DCHA spokesperson Tony Robinson provided an emailed statement that says, in part, “Mr. Williams has not been charged with any wrongdoing and is not the subject of any federal investigations.”

Asked to clarify that claim, considering Williams’ name appears on a federal grand jury subpoena and the fact that he exercised his right against self incrimination, Robinson referred LL to Benowitz. Joseph Fitzpatrick, assistant U.S. Attorney in the Northern District of Illinois, declined to comment. Freeport housing authority board meeting minutes indicate that the federal investigation was active as recently as November 2020.

The minutes indicate that the Freeport housing authority is “not a focus of the Federal investigation,” and says the agency is still gathering the requested documents. “It is anticipated that the second subpoena will be issued with a lot narrower request for additional information,” the minutes say.

Jana Volante Walshak, an attorney for the firm Fox Rothschild, which is representing the Freeport housing authority, did not immediately reply to LL’s email or return a phone call seeking more details.
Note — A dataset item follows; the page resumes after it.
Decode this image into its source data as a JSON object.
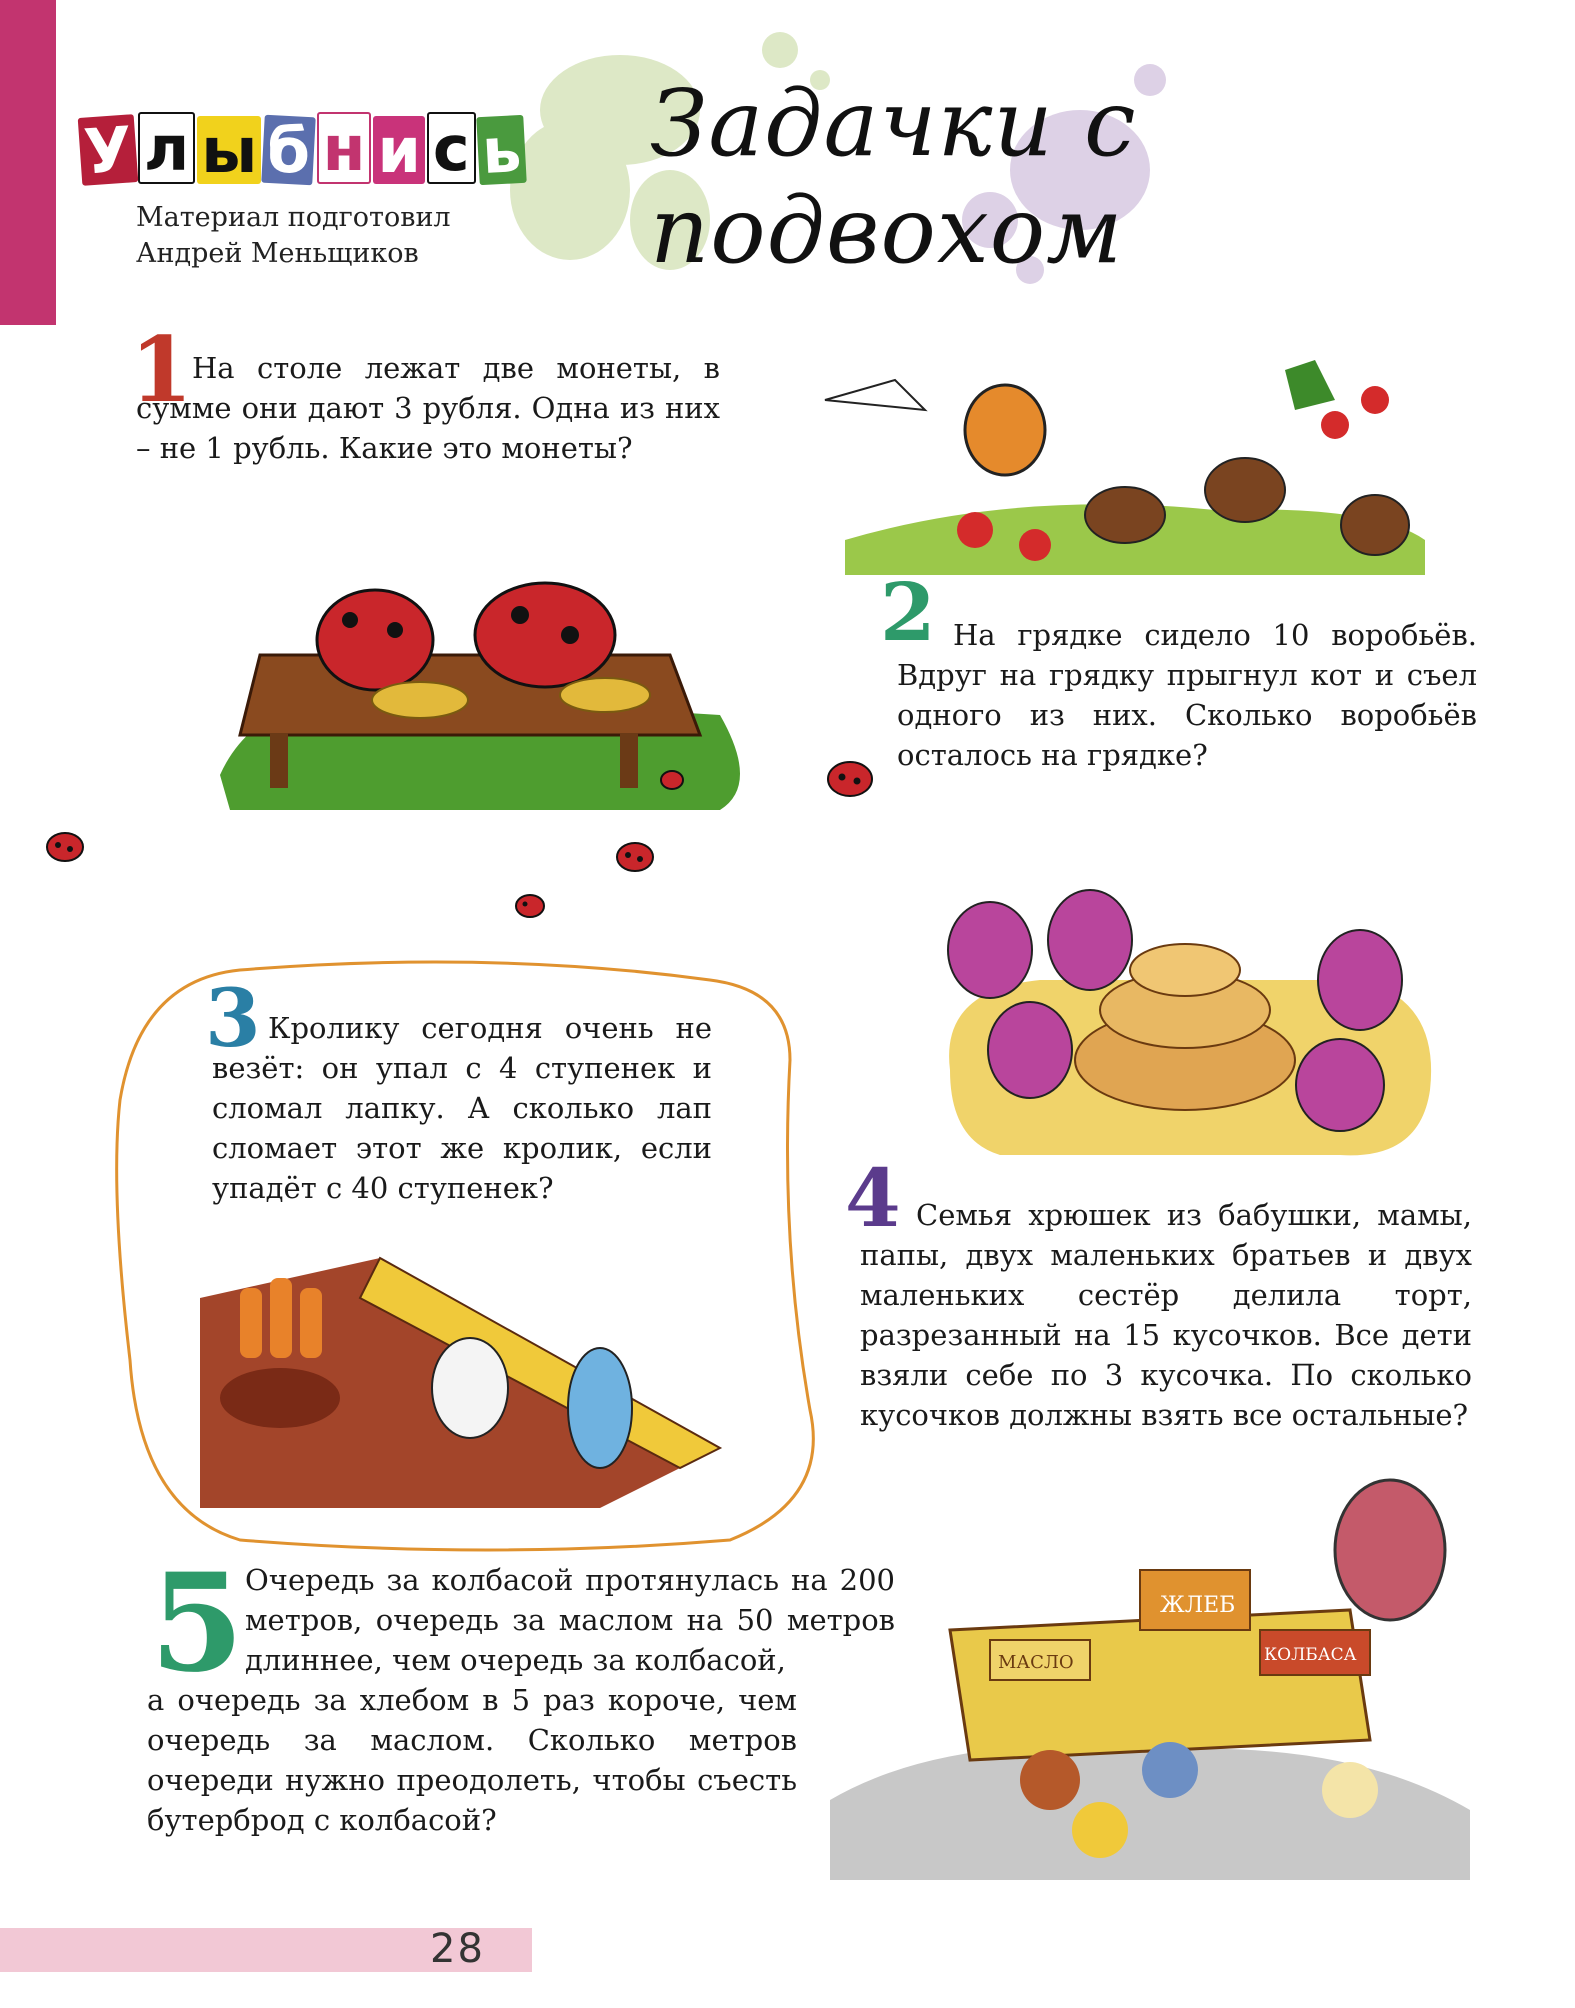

He will update this post if she responds.

Brown, Andrews’ attorney, asked Williams a variety of questions during the deposition. They ranged from Williams’ address and cell phone number, to his roles and responsibilities at DCHA, and his educational background.

She also asked about the nature of his relationship with DCHA Executive Director Tyrone Garrett and his former business transactions with Garrett. Williams, of course, did not answer those questions, but Garrett confirmed in his own deposition that he and Williams worked together “in the creation of a redevelopment opportunity” when Williams ran Freeport’s housing authority and Garrett was the executive director of a nonprofit called Maestro Community Development.

Garrett hired Williams shortly after he was selected as DCHA’s executive director in 2017. In his deposition, Garrett calls Williams a “close friend,” and says the two met during an industry conference.

Garrett said in his deposition that Williams was previously the subject of a formal DCHA complaint involving a procurement issue. The complaint, which ultimately found no wrongdoing according to Garrett, alleged an issue with Williams’ procurement for services of less than $6,000 from Taylor Made Solutions, a company based in Freeport owned by Andra Taylor. Taylor is a former Freeport housing authority employee, according to the Rockford Register Star, and used to work for the Workplace Development Institute. He is named along with Williams in grand jury subpoena, but his role in the investigation is also unclear. Taylor declined to comment.